「なにが起こったのかわからなかったけど、なんか楽しかったな」が残ってもらえたら
──米田さんはなぜビバラッシュからのオファーを受けたのでしょう?
米田:お話いただいてからまず曲を聴かせてもらって、自分たちが持っていないセンスをたくさん持っている方々だなと感じて。どの曲も目まぐるしい展開を目指して作ってらっしゃると思うんですけど、散らばってなくてちゃんとまとまっているんですよね。パッと聴くとチャラい感じのイメージがある……というとちょっと失礼な言い方になるんですけど。
幸村:いえいえ全然。
米田:でもその奥にちゃんと、音楽に対する丁寧な気持ちが見えて。だからきっと素敵な方々なんだろうなと思ったのでお受けしました。
るいまる:ありがとうございます。そこに気づいてもらえて良かった!(笑)
幸村:ほんと、チャラいだけだと思われてなくて良かった!(笑)
米田:(笑)。ヴィジュアル系バンドさんとの対バンははじめてなんですけど、僕たちもこれまでいろんな違うジャンルの方と対バンをすることはあって、そのたびに刺激をもらうんです。違うジャンル同士の対バンはそれぞれのお客さんに新しい出会いがあったりして、幅が広がる日になりやすいので、出演するたびに素敵だなと思いますね。
──ビバラッシュもそういう思いのもと〈アゲアゲJAPAN’24〉を企画なさったのでしょうか。
るいまる:そうですね。僕たちは一応ヴィジュアル系バンドというくくりなので、ファンの方も華やかなメイクや衣装が好きな方も多いは多いんですけど、ヴィジュアル系バンドって本当に幅広いんですよね。僕たちはポップで明るいバンドで、僕らを好きでいてくれるヴィジュアル系のファンのお客さんは、気持ちが高ぶる音楽や身体をいっぱい動かせる楽しいライヴをすごく好いてくださるんです。
幸村:僕らは「アゲみ集団」というコンセプトを掲げて、「みんなの笑顔や楽しさを引き出したい」をモットーに活動していて。
るいまる:ヴァイブスを上げることをすごく大事にしているので、そういうファンがいらっしゃるバンドさんとは一緒にイベントを盛り上げられるんじゃないかなと思って、今回ジャンルの枠を超えた〈アゲアゲJAPAN’24〉を企画したんです。新境地のアゲを届けたいですね。
──ビバラッシュも夜の本気ダンスも、ご自身のファンではない方々も巻き込んだライヴができるバンドだと思います。〈アゲアゲJAPAN’24〉のように、ひとつのライヴハウスに複数のバンドが集うイベントでライヴをするうえで心掛けていることとはどんなことでしょう?

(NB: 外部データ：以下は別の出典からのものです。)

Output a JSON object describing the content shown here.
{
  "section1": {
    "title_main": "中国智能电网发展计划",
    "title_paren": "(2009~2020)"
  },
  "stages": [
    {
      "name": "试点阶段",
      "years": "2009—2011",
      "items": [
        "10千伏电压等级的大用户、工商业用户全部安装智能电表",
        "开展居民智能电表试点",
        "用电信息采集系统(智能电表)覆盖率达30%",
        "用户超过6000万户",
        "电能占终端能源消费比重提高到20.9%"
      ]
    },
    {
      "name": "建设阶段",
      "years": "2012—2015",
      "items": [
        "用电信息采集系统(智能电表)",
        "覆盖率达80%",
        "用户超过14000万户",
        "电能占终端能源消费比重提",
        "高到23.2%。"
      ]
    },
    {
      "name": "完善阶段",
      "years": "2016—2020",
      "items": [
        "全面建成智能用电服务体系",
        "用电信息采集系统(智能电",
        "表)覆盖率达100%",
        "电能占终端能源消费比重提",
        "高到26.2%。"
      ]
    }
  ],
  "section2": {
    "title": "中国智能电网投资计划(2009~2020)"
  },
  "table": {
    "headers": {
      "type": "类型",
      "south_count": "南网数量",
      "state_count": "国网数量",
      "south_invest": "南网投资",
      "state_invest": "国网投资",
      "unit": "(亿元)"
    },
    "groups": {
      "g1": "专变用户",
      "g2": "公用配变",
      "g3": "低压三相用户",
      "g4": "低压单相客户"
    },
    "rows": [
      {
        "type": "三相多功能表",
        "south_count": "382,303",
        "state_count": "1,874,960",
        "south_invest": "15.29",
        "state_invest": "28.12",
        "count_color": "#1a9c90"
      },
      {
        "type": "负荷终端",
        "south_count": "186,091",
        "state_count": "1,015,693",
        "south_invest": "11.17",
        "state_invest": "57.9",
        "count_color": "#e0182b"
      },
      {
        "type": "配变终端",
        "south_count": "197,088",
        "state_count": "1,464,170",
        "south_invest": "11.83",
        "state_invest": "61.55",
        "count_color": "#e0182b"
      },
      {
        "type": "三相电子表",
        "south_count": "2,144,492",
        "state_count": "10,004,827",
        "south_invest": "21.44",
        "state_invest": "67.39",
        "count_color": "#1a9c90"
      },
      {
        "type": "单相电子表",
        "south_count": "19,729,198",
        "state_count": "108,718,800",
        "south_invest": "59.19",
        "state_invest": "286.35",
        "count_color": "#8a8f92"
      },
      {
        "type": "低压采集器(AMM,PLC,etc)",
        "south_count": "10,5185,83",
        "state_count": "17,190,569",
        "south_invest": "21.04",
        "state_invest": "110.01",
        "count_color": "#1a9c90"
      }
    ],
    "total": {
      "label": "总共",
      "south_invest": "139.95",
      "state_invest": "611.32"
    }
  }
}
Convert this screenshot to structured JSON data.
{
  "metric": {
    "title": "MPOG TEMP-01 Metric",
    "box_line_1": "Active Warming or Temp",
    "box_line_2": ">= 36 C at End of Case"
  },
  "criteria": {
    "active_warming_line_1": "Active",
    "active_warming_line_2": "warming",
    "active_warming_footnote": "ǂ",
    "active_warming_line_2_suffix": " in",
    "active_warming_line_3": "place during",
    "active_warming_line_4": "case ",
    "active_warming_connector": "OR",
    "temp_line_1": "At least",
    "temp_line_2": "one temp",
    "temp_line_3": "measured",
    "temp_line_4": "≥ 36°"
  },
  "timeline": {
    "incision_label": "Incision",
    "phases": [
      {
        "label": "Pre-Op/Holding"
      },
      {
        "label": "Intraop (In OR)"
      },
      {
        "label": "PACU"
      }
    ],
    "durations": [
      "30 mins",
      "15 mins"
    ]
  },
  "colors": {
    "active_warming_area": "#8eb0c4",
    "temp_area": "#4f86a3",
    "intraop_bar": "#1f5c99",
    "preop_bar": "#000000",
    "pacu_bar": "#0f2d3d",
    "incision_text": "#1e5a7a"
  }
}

るいまる:僕は「風のように走り抜ける」ですね。無理に印象付けようとすると、から回ってしまったりしつこくなってしまったりする気がしていて。だからバッと突風が巻き起こるようなライヴをして「びっくりしてなにが起こったのかわからなかったけど、なんか楽しかったな」という気持ちが残ってもらえたらなと思っています。そういうライヴをすると、お客さんが後から「なんていうバンドなんだろう?」と検索してくれるんですよね。
幸村:ただ僕ら全員が風のように過ぎ去ってしまうとライヴをした意味がなくなるので(笑)、楽器隊の僕らは爪痕をちょっと残すために、るいまるのMCにツッコミを入れてみたり、激しいステージングをしてみたり、印象に残るものにできたらなと思っていますね。だからるいまるの提案してくれたものに、仕掛けを作って全力でサポートすることを心掛けています。
るいまる:せっかくライヴに来たんだから、ただこの瞬間を楽しんでほしいんですよね。だから「名前を覚えるよりも、とにかく楽しんで」と言うんですけど、そうすると結果的に覚えてくれる確率が上がるんです。天邪鬼に思われるかもしれないけど、気持ちとしてはストレートなんですよね。
米田:僕たちは基本的にそれぞれが自分らしくやれればいいかなと思っていて、うちはMCの担当が主にドラムの鈴鹿秋斗なんです。
幸村:へえ、そうなんですね!
米田:前3人(米田、マイケル、西田一紀)が結構クールな感じなので、後ろの鈴鹿が笑いでちょっとほぐしてくれるというバランスでやってます。よく鈴鹿は、僕たちのひとつ前に出演したバンドさんがMCとかで言わはったフックになるワードを引用したり、ライヴの内容に触れたりしてますね。だから前のバンドからバトンを受け取って、それを次につないでいくイメージというか。その1日をみんなでつないで作り上げられたらなという心持ちでいます。